Browse All Recipes

Chilli crab

Australian Gourmet Traveller classic dish recipe for Singapore chilli crab.

By Alice Storey
  • Serves 8
  • 15 mins preparation
  • 25 mins cooking
Singapore chilli crab
Singapore chilli crab

One of the most satisfying - and surely the most famous - of all crab dishes, Singapore chilli crab has a relatively short history. The dish consists of crab in its shell, stir-fried and heavily coated in a rich, sweet red sauce made with bottled tomato sauce (ketchup), soy sauce and ginger, among other ingredients, thickened with egg and cornflour. Mud crab, with its generous amount of flaky sweet flesh, is traditionally the crustacean of choice for chilli crab.

Singaporean Cher Yam Tian created the original version of chilli crab for her husband in 1950, and began selling it shortly afterwards from a humble street cart. The acclaim her invention garnered was so great that in 1956 she and her husband opened a restaurant, Palm Beach Seafood, which is still cooking up this famous dish today.

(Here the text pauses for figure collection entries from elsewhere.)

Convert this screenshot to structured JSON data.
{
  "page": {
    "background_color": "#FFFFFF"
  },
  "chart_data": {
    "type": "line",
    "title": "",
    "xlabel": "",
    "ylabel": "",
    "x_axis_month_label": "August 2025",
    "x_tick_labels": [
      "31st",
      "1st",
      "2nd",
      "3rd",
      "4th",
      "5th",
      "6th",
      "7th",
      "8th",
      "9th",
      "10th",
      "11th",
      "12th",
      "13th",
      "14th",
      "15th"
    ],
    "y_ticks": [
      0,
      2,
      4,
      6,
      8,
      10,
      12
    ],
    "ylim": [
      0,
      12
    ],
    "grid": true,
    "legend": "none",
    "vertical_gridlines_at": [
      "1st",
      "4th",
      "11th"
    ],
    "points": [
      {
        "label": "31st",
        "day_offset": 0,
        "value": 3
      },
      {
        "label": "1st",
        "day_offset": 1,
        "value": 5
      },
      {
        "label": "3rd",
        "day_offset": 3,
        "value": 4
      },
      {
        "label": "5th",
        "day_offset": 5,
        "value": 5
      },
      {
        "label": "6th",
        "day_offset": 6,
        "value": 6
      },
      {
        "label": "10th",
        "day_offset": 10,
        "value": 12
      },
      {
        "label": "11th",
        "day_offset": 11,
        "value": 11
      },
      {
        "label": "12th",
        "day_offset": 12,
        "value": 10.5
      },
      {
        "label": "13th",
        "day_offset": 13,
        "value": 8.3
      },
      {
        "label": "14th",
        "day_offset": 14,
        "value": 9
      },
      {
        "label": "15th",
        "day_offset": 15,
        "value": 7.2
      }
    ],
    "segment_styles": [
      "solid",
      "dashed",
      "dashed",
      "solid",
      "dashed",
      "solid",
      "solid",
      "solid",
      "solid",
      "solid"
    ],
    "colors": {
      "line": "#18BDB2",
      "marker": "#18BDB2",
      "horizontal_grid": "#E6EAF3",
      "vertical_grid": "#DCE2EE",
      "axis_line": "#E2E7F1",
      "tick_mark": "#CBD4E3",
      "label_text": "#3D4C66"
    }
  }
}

Madame Cher's version was sweeter and less rich than the one that many of us are now familiar with. The later additions of egg and sambal have been attributed to chef Hooi Kok Wai of Singapore's Dragon Phoenix Restaurant, which also serves its version of the recipe to this day.

Singaporeans aren't the only people proud to call chilli crab their own, however. The Malaysian tourism minister caused a mini media storm back in 2009 when she suggested that Malaysia's chilli crab had been "hijacked" by other countries. Indeed, excellent variations of the dish can be found in many unassuming Malaysian restaurants in Australia.

Despite the name, there's not a lot of spicy heat in traditional chilli crab. In our recipe, the long chillies add only a subtle heat; feel free to add more chilli to taste. If you prefer less sweetness than is customary, fresh tomatoes would be a fine addition.

Eating chilli crab is a messy business and requires you to leave decorum at the door. Popular accompaniments include crusty bread and mantou, Chinese steamed buns, which are great for mopping up all the wonderful sauce. Of course steamed rice does the trick too. Arm yourself and your guests with the necessary tools - crab crackers, crab pick, finger bowl, bib and napkin - and dig in.

This Singaporean classic is a messy business, writes Lisa Featherby, but worth it. Dig out the finger bowls and dig in.


  • ½ tsp cornflour
  • 10 long red chillies, finely chopped
  • 1 onion, finely chopped
  • 80 ml vegetable oil (1/3 cup)
  • 2 live mud crabs (about 1kg each), killed humanely, scrubbed and quartered
  • 35 gm ginger, finely chopped (7cm piece)
  • 3 garlic cloves, finely chopped
  • 1 tbsp tomato paste
  • 200 ml tomato purée
  • 2 tbsp tomato sauce (ketchup)
  • 1 egg, lightly beaten
  • 2 tbsp light soy sauce, or to taste
  • 1 tbsp sugar, or to taste
  • coriander, thinly sliced spring onions, and crusty bread, steamed buns or steamed rice, To serve


  • 1
    Whisk cornflour and 200ml water in a small bowl to combine and set aside.
  • 2
    Process chilli and onion in a food processor until a paste forms and set aside.
  • 3
    Heat oil in a large wok over medium heat. Add crab and stir-fry until starting to colour (3-4 minutes). Remove crab with a slotted spoon and set aside.
  • 4
    Add chilli paste and stir until tender (7-10 minutes). Add ginger and garlic, stir until fragrant (2-3 minutes). Add tomato paste and stir until mixture darkens in colour (1-2 minutes). Add tomato purée and ketchup, bring to the simmer, add cornflour mixture, stir to combine, then add crab and cook, stirring occasionally, until orange and cooked through (10-12 minutes). Drizzle with egg, stir to coat, season to taste with soy sauce, sugar and salt and serve hot topped with coriander and spring onion, with bread or steamed rice.